I would suggest that you've perhaps misunderstood the
recommendation. It is never a good idea to have the same table
loaded in more than one editable table simultaneously. If you do
that, you're definitely setting yourself up for write conflicts, as
opposed to ameliorating write conflict errors.

My first question for you is to wonder if you're using optimistic or
pessimistic locking -- the first choice in all case is OPTIMISTIC,
but it sounds to me like you're using pessimistic.

Secondly, if you're updating a record in a different subform, save
any edits to the first subform before navigating to the other
subform. This is the only way to avoid write conflicts

Third, if you're running SQL updates in code against a table that is
also loaded in a form/forms, save the form/forms *before* running
the SQL update. Failure to do so guarantees write conflicts.

Last of all, further down the thread there's substantial discussion
of record-level locking. I've never used it and I've never had
issues.

Second, even if you use the tricks cited downthread to make sure
you're using record-level locking, if you then use DAO to update,
you're back to page-level locking for the DAO update, as DAO was
never updated by MS to be able to use record-level locking (because
of the stupid anti-DAO/pro-ADO campaign, which caused a whole bunch
of the Jet 4 innovations to be supported in ADO but not in DAO -- we
are still living with the after-effects of that bloody stupid
decision on MS's part).
 
A

Armen Stein

I'm not certain this is correct. I would never leave it to chance --
if I know I have a possibility of two subforms based on the same
table and both are editable in different tabs, I would use the tab
control's OnChange event to make sure none of the subform's are
dirty.

Well, I am. :) It isn't chance - it's normal Access behavior.

That said, we don't normally have two *editable* subforms on the same
table on the same form anyway. If that's the only time you're doing
the explicit save, then I think that's fine to control the saves more
precisely. I just wouldn't recommend them as a standard practice -
only when we need them for some other reason. Basically we always try
for the simplest code possible.

Armen Stein
Microsoft Access MVP
www.JStreetTech.com
 
D

David W. Fenton

Well, I am. :) It isn't chance - it's normal Access behavior.

What about the point of having a line of code that explicitly saves
as the point of origin of any failure in the save process? That
seems pretty compelling to me.
That said, we don't normally have two *editable* subforms on the
same table on the same form anyway. If that's the only time
you're doing the explicit save, then I think that's fine to
control the saves more precisely. I just wouldn't recommend them
as a standard practice - only when we need them for some other
reason. Basically we always try for the simplest code possible.

I try for the most reliably code. The explicit save seems absolutely
required to me in order to troubleshoot save errors.
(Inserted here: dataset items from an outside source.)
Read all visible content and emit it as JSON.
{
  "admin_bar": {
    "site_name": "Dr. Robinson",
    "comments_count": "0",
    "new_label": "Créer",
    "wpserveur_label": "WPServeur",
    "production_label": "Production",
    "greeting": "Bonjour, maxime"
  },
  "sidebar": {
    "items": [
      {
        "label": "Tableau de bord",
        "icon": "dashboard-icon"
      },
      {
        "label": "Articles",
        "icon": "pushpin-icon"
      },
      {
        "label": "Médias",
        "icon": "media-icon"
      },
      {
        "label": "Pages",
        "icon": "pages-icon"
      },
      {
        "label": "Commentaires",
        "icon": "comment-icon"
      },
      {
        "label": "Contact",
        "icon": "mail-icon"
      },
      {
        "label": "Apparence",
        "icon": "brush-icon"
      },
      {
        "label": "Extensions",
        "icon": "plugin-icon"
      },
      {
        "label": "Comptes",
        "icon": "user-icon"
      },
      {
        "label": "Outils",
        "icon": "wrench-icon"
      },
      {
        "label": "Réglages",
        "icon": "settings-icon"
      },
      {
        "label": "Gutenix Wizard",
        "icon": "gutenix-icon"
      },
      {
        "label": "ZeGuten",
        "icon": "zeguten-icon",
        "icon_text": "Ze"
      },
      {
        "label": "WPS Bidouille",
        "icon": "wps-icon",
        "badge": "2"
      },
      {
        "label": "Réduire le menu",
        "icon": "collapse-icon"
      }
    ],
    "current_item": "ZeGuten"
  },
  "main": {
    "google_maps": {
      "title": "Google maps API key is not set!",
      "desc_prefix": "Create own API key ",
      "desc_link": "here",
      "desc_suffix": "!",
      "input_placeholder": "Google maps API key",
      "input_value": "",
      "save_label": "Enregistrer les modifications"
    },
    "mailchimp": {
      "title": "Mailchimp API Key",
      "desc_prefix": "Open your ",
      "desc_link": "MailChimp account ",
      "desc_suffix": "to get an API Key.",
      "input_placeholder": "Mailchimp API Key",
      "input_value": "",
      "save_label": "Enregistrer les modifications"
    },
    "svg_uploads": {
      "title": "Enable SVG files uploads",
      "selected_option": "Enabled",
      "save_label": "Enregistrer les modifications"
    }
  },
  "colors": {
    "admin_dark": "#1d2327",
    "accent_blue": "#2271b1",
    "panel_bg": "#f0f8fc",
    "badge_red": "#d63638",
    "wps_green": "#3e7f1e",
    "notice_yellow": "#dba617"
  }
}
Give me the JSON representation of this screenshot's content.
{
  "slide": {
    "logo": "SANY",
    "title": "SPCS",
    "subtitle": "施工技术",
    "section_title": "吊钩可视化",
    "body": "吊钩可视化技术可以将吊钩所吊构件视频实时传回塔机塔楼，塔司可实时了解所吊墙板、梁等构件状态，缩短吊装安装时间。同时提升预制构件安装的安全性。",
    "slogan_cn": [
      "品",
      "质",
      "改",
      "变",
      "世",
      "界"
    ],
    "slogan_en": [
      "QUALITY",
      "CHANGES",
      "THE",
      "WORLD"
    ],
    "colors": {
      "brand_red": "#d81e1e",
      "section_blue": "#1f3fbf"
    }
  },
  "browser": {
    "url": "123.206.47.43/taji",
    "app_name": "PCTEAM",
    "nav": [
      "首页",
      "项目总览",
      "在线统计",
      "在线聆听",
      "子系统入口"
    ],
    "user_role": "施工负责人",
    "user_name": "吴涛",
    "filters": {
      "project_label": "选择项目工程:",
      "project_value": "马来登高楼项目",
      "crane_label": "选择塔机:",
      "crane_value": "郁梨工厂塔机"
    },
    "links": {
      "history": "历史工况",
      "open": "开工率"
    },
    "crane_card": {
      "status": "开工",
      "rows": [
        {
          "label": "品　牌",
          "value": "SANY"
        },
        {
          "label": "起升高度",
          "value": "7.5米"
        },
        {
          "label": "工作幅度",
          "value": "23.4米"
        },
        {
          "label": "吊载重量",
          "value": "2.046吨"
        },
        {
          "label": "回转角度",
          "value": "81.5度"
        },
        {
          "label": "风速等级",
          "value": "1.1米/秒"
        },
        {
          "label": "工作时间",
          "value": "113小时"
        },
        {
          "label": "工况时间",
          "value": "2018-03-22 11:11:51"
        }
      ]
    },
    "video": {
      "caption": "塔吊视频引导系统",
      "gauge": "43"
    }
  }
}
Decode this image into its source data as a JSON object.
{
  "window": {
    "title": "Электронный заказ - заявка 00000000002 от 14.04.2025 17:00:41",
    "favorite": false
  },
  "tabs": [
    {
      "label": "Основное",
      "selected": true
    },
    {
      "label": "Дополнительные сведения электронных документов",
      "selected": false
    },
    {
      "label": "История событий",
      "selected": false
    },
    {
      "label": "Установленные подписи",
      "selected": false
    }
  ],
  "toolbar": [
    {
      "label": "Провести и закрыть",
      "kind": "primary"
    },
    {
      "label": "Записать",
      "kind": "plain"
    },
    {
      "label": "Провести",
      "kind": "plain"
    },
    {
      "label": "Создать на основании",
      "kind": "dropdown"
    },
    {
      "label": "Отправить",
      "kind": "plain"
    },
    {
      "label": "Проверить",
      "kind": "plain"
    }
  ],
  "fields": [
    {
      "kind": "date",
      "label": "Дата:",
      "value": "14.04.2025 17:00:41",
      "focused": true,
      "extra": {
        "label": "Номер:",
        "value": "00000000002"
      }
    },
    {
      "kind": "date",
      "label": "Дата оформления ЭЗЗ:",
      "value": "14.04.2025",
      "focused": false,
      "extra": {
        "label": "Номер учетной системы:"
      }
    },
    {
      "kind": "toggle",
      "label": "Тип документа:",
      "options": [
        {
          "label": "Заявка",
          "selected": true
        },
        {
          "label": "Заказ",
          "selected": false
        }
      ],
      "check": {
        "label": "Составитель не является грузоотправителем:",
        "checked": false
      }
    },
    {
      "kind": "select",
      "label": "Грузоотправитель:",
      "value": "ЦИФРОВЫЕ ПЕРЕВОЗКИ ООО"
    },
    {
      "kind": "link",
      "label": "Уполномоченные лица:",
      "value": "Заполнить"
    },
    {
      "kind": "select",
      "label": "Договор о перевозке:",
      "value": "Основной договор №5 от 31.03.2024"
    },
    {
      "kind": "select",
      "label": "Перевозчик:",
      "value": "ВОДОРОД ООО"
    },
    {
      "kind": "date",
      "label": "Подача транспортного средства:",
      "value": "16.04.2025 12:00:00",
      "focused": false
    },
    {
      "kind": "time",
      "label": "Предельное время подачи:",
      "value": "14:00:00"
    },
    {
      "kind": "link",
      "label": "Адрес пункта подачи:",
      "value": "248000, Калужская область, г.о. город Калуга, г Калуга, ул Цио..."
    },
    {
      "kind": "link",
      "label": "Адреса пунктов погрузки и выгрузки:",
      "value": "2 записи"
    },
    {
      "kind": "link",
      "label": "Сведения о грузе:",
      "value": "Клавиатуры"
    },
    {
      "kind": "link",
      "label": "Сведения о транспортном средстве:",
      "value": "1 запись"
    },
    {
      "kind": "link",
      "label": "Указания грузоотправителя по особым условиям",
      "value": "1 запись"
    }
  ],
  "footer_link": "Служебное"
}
I was badly burned by an unheralded aspect of the bookmark bug,
i.e., that setting the bookmark to move the record pointer
implicitly saves any edits to the departed record, but errors in
that save were getting eaten by Access. Thus, this code was
dangerous:

With Me.RecordsetClone
.FindFirst "[PK]=" & Me!cmbComboBox
If Not .NoMatch Then
Me.Bookmark = .Bookmark
End If
End With

The line where the bookmarks are set (which does the navigation)
implicitly saves any edits, and the bug was that in certain
circumstances I could never identify, those edits would *not* be
saved, and no error would be reported.

This code is safe:

With Me.RecordsetClone
.FindFirst "[PK]=" & Me!cmbComboBox
If Not .NoMatch Then
If Me.Dirty Then
Me.Dirty = False
End If
Me.Bookmark = .Bookmark
End If
End With

....and the reason it's safe is because you're not relying on the
implicit save -- you're explicitly telling Jet to save the edit, and
if any errors happen in that save, they will be reported.

This is the same reason I'd always explicitly save dirty subforms
when changing a tab, because it's essential to do the save
EXPLICITLY, rather than relying on an implicit save which
historically has been buggy in other circumstances.